How do filmmakers represent economic crisis in their films and how does the economy itself affect filmmaking? These questions are at the heart of Vicious Circuits: Korea's IMF Cinema and the End of the American Century (Stanford University Press, 2019) by Joseph Jonghyun Jeon, professor of English at the University of California, Irvine.

In Vicious Circuits, Jeon examines what he coins "Korea's IMF Cinema"—the decade of cinema following South Korea’s economic collapse of 1997 when the International Monetary Fund announced the largest bailout package in its history, aimed at stabilizing the South Korean economy. From internationally renowned films like Park Chan-wook’s “Oldboy” to more obscure art films, the proliferation of movies produced during this timeframe share in common their focus, whether explicit or implicit, on economic themes.

Below, Jeon discusses his inspiration for writing the book, what he hopes readers will take away from it and more.

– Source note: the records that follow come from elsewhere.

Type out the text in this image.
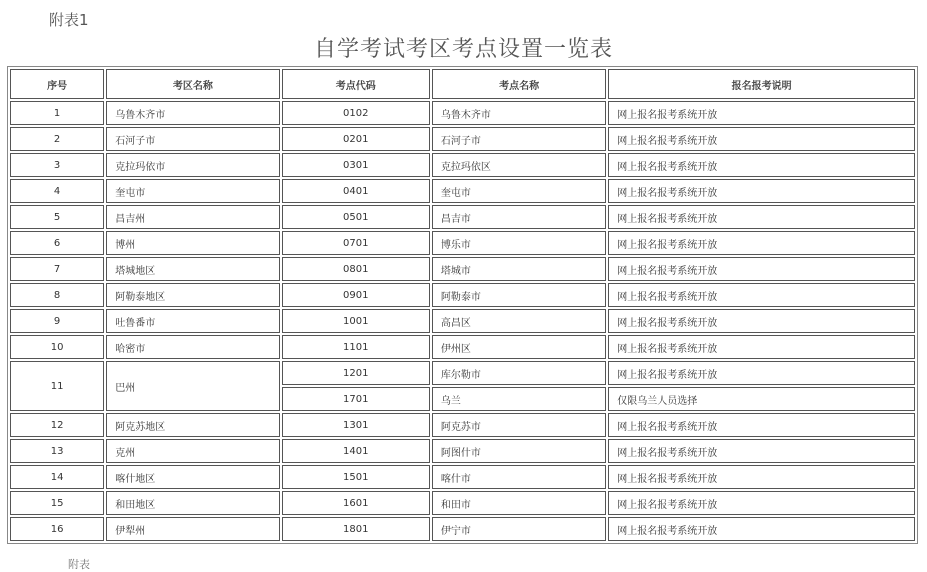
附表1
自学考试考区考点设置一览表
序号	考区名称	考点代码	考点名称	报名报考说明
1	乌鲁木齐市	0102	乌鲁木齐市	网上报名报考系统开放
2	石河子市	0201	石河子市	网上报名报考系统开放
3	克拉玛依市	0301	克拉玛依区	网上报名报考系统开放
4	奎屯市	0401	奎屯市	网上报名报考系统开放
5	昌吉州	0501	昌吉市	网上报名报考系统开放
6	博州	0701	博乐市	网上报名报考系统开放
7	塔城地区	0801	塔城市	网上报名报考系统开放
8	阿勒泰地区	0901	阿勒泰市	网上报名报考系统开放
9	吐鲁番市	1001	高昌区	网上报名报考系统开放
10	哈密市	1101	伊州区	网上报名报考系统开放
11	巴州	1201	库尔勒市	网上报名报考系统开放
		1701	乌兰	仅限乌兰人员选择
12	阿克苏地区	1301	阿克苏市	网上报名报考系统开放
13	克州	1401	阿图什市	网上报名报考系统开放
14	喀什地区	1501	喀什市	网上报名报考系统开放
15	和田地区	1601	和田市	网上报名报考系统开放
16	伊犁州	1801	伊宁市	网上报名报考系统开放
附表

Q. Your book explores the growth of cinema in South Korea after the International Monetary Fund (IMF) Crisis in 1997. What inspired you to explore this topic and this timeframe?  

A. In 2004, I watched Park Chan-wook’s “Oldboy,” which had been released the year before and had quickly earned some international notoriety, winning the Grand Prix at the Cannes Film Festival. I think I watched it on a tiny 14-inch TV on videocassette, sitting on the floor of a friend’s house in Berkeley, California. But even in these less than ideal viewing conditions, I was blown away not just by the innovative storytelling and brilliant cinematography but also by the way the film explored the pathologies of an iconic figure from the IMF period in South Korea: the salaryman. Because of the sudden and massive layoffs during the crisis, the figure of the troubled salaryman became a common feature of Korean public discourse of the period, hanging around the park all day in their business suits too afraid to tell their wives that they had been fired or, even more tragically, committing suicide by jumping off one of the bridges in Seoul that crosses the Han River. Here was a film that sought to make sense of the extreme anger and frustration that inhered in that figure. Although at the time, I was at work on a book about Asian American poetry, I immediately sat down and wrote an article, which was to be my first publication on Korean cinema. The project has developed and changed over the years, but it really began with that initial viewing of that particular film.

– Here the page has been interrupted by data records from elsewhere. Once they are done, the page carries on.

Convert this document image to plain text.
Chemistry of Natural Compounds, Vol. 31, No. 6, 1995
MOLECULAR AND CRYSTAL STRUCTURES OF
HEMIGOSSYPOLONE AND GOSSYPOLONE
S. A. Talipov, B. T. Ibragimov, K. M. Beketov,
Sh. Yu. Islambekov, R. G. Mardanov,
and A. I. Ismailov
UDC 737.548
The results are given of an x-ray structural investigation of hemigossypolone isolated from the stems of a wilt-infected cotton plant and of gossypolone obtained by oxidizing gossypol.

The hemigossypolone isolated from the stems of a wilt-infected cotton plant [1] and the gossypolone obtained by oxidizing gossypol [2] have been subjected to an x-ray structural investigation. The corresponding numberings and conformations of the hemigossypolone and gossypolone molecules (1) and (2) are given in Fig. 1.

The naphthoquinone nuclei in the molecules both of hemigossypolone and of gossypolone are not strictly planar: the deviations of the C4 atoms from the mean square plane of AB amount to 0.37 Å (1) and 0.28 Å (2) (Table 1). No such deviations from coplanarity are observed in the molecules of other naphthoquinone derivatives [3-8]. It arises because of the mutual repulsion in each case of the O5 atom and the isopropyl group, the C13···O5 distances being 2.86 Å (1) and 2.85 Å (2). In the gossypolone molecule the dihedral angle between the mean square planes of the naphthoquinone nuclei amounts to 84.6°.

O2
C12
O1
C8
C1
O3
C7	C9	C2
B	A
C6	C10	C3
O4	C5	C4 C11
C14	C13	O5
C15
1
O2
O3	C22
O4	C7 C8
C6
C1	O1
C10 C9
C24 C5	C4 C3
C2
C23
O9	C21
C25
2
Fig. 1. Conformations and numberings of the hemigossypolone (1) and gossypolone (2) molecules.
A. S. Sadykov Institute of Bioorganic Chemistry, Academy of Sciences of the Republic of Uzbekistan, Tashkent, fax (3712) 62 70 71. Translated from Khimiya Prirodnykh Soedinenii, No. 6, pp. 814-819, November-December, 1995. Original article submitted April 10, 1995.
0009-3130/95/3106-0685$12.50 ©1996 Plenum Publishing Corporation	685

Q. Though South Korea experiences economic instability during this time, it also experiences a boom in Korean filmmaking. What are some of the similarities you see in the movies produced during this timeframe?

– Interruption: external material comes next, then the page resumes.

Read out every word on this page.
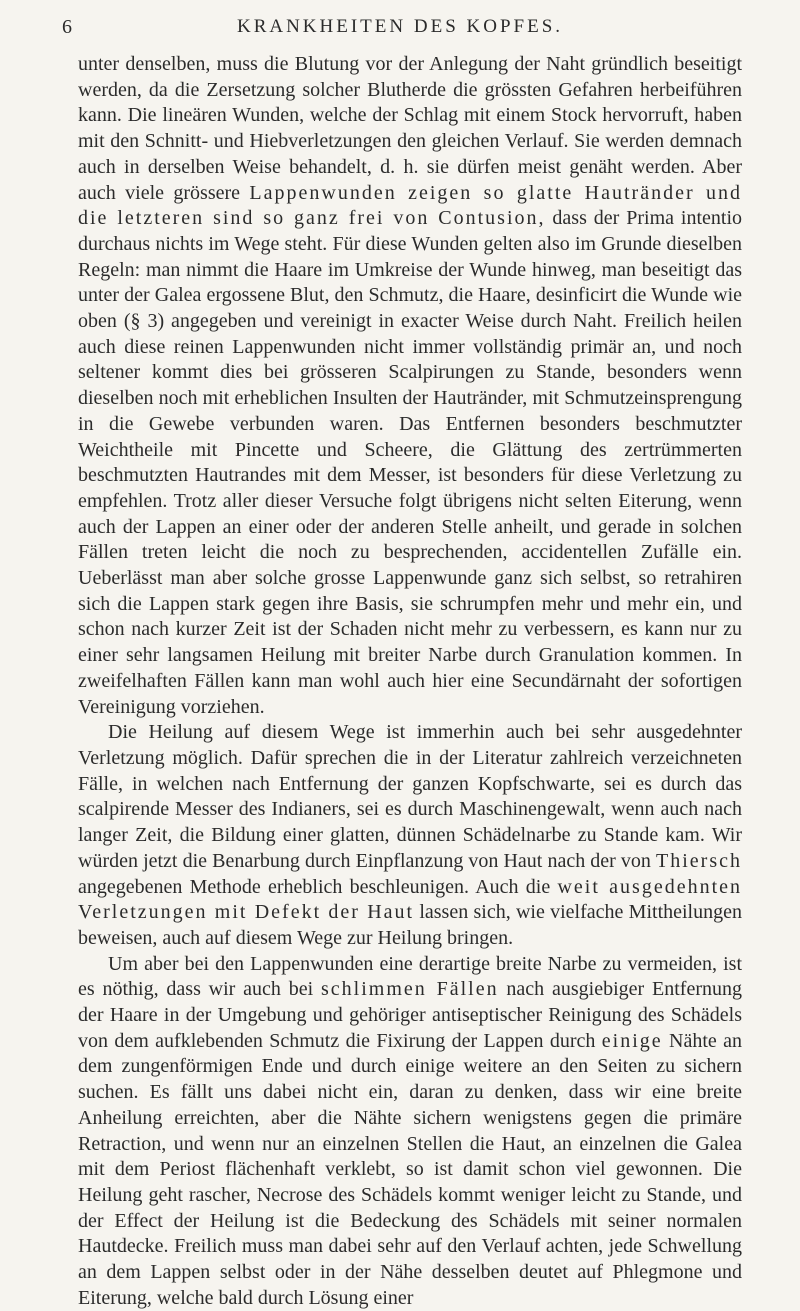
6	KRANKHEITEN DES KOPFES.

unter denselben, muss die Blutung vor der Anlegung der Naht gründlich beseitigt werden, da die Zersetzung solcher Blutherde die grössten Gefahren herbeiführen kann. Die lineären Wunden, welche der Schlag mit einem Stock hervorruft, haben mit den Schnitt- und Hiebverletzungen den gleichen Verlauf. Sie werden demnach auch in derselben Weise behandelt, d. h. sie dürfen meist genäht werden. Aber auch viele grössere Lappenwunden zeigen so glatte Hautränder und die letzteren sind so ganz frei von Contusion, dass der Prima intentio durchaus nichts im Wege steht. Für diese Wunden gelten also im Grunde dieselben Regeln: man nimmt die Haare im Umkreise der Wunde hinweg, man beseitigt das unter der Galea ergossene Blut, den Schmutz, die Haare, desinficirt die Wunde wie oben (§ 3) angegeben und vereinigt in exacter Weise durch Naht. Freilich heilen auch diese reinen Lappenwunden nicht immer vollständig primär an, und noch seltener kommt dies bei grösseren Scalpirungen zu Stande, besonders wenn dieselben noch mit erheblichen Insulten der Hautränder, mit Schmutzeinsprengung in die Gewebe verbunden waren. Das Entfernen besonders beschmutzter Weichtheile mit Pincette und Scheere, die Glättung des zertrümmerten beschmutzten Hautrandes mit dem Messer, ist besonders für diese Verletzung zu empfehlen. Trotz aller dieser Versuche folgt übrigens nicht selten Eiterung, wenn auch der Lappen an einer oder der anderen Stelle anheilt, und gerade in solchen Fällen treten leicht die noch zu besprechenden, accidentellen Zufälle ein. Ueberlässt man aber solche grosse Lappenwunde ganz sich selbst, so retrahiren sich die Lappen stark gegen ihre Basis, sie schrumpfen mehr und mehr ein, und schon nach kurzer Zeit ist der Schaden nicht mehr zu verbessern, es kann nur zu einer sehr langsamen Heilung mit breiter Narbe durch Granulation kommen. In zweifelhaften Fällen kann man wohl auch hier eine Secundärnaht der sofortigen Vereinigung vorziehen.

Die Heilung auf diesem Wege ist immerhin auch bei sehr ausgedehnter Verletzung möglich. Dafür sprechen die in der Literatur zahlreich verzeichneten Fälle, in welchen nach Entfernung der ganzen Kopfschwarte, sei es durch das scalpirende Messer des Indianers, sei es durch Maschinengewalt, wenn auch nach langer Zeit, die Bildung einer glatten, dünnen Schädelnarbe zu Stande kam. Wir würden jetzt die Benarbung durch Einpflanzung von Haut nach der von Thiersch angegebenen Methode erheblich beschleunigen. Auch die weit ausgedehnten Verletzungen mit Defekt der Haut lassen sich, wie vielfache Mittheilungen beweisen, auch auf diesem Wege zur Heilung bringen.

Um aber bei den Lappenwunden eine derartige breite Narbe zu vermeiden, ist es nöthig, dass wir auch bei schlimmen Fällen nach ausgiebiger Entfernung der Haare in der Umgebung und gehöriger antiseptischer Reinigung des Schädels von dem aufklebenden Schmutz die Fixirung der Lappen durch einige Nähte an dem zungenförmigen Ende und durch einige weitere an den Seiten zu sichern suchen. Es fällt uns dabei nicht ein, daran zu denken, dass wir eine breite Anheilung erreichten, aber die Nähte sichern wenigstens gegen die primäre Retraction, und wenn nur an einzelnen Stellen die Haut, an einzelnen die Galea mit dem Periost flächenhaft verklebt, so ist damit schon viel gewonnen. Die Heilung geht rascher, Necrose des Schädels kommt weniger leicht zu Stande, und der Effect der Heilung ist die Bedeckung des Schädels mit seiner normalen Hautdecke. Freilich muss man dabei sehr auf den Verlauf achten, jede Schwellung an dem Lappen selbst oder in der Nähe desselben deutet auf Phlegmone und Eiterung, welche bald durch Lösung einer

A. The argument of the book is that Korean film in the period, what I call “Korea’s IMF Cinema,” isn’t just preoccupied with economic phenomenon in a thematic way but more radically is an expression of an industry that manifests in a material way a political economy shifting away from the high-growth industrial model that had earned South Korea such enthusiastic monikers as “Asian Tiger” or “Miracle on the Han” in previous decades. By the early 1990s, explicit governmental globalization strategies aimed at compensating for slowing economic growth very much included the cultural industries. These are the years during which the Hallyu (or the Korean Wave) begins to gather momentum, and which very much leads into the global popularity of K-pop today. There is a famous story about President Kim Young Sam in 1994 learning that the export revenues of “Jurassic Park” had matched the foreign sales of Hyundai cars that year. In response, the film industry during the 90s was reclassified as a “semi-manufacturing” business. This reclassification suggests its transitional logic, standing between older and newer economic systems in South Korea. So, to answer your question, a lot of these films are self-reflexive about how movies work in relation to the question of how economies work. Because of its particular position with respect to the economy as a whole, filmmaking of the period becomes a particularly useful way for thinking through economic questions. I found that a lot of the movies in the period—whether they are explicitly about detectives, rock groups, or monsters—are implicitly obsessed with economic concerns. 

Q. While conducting research for your book, and watching the films produced during this timeframe, were you surprised by anything you found?

A. The most surprising discovery I made was the remarkable depth of the filmmaking in general. I had known about directors like Park Chan-wook, Lee Chang-dong, and Bong Joon-ho because of their international reputations, but I was delighted to discover while I was doing research so many wonderful little films that run the gamut from comedy to art house to action. Films like “Oollala Sisters” (2002), “Foul King” (2000), “Looking for Bruce Lee” (2002), “Helpless” (2012), and there are so many more. Originally, I had conceived of the book as a series of chapters that would each focus on a single film, but as the book developed, I realized that I was also interested in addressing this breadth.

Q. What do you hope readers will take away from your book?

A. Even though the book is about Korean cinema, I think of it very much as an American studies project. The United States has been the dominant global economic power since the end of World War II, and the so-called Washington Consensus has come to define the global economic system since the 1990s. Historically, South Korea is one of the U.S.’s strongest allies; it was, for example, one of the few countries to send troops in the internationally unpopular second gulf war in 2004. But it is also an ally whose economic priorities have shifted toward China, which has become its largest market for exports. So, Korean film and Korea, in general, is a useful site for thinking about the end of the American century and the world system that the U.S. has led for half a century. As I was writing the book, an abiding thought was that, to a certain extent, South Korea is to the U.S. what India was to the British Empire, especially as the empire was coming to an end. Both serve as reflective surfaces for the contradictions that erode global power. My title, Vicious Circuits, refers thus to the imbalances and incongruities that create the momentum for such declines.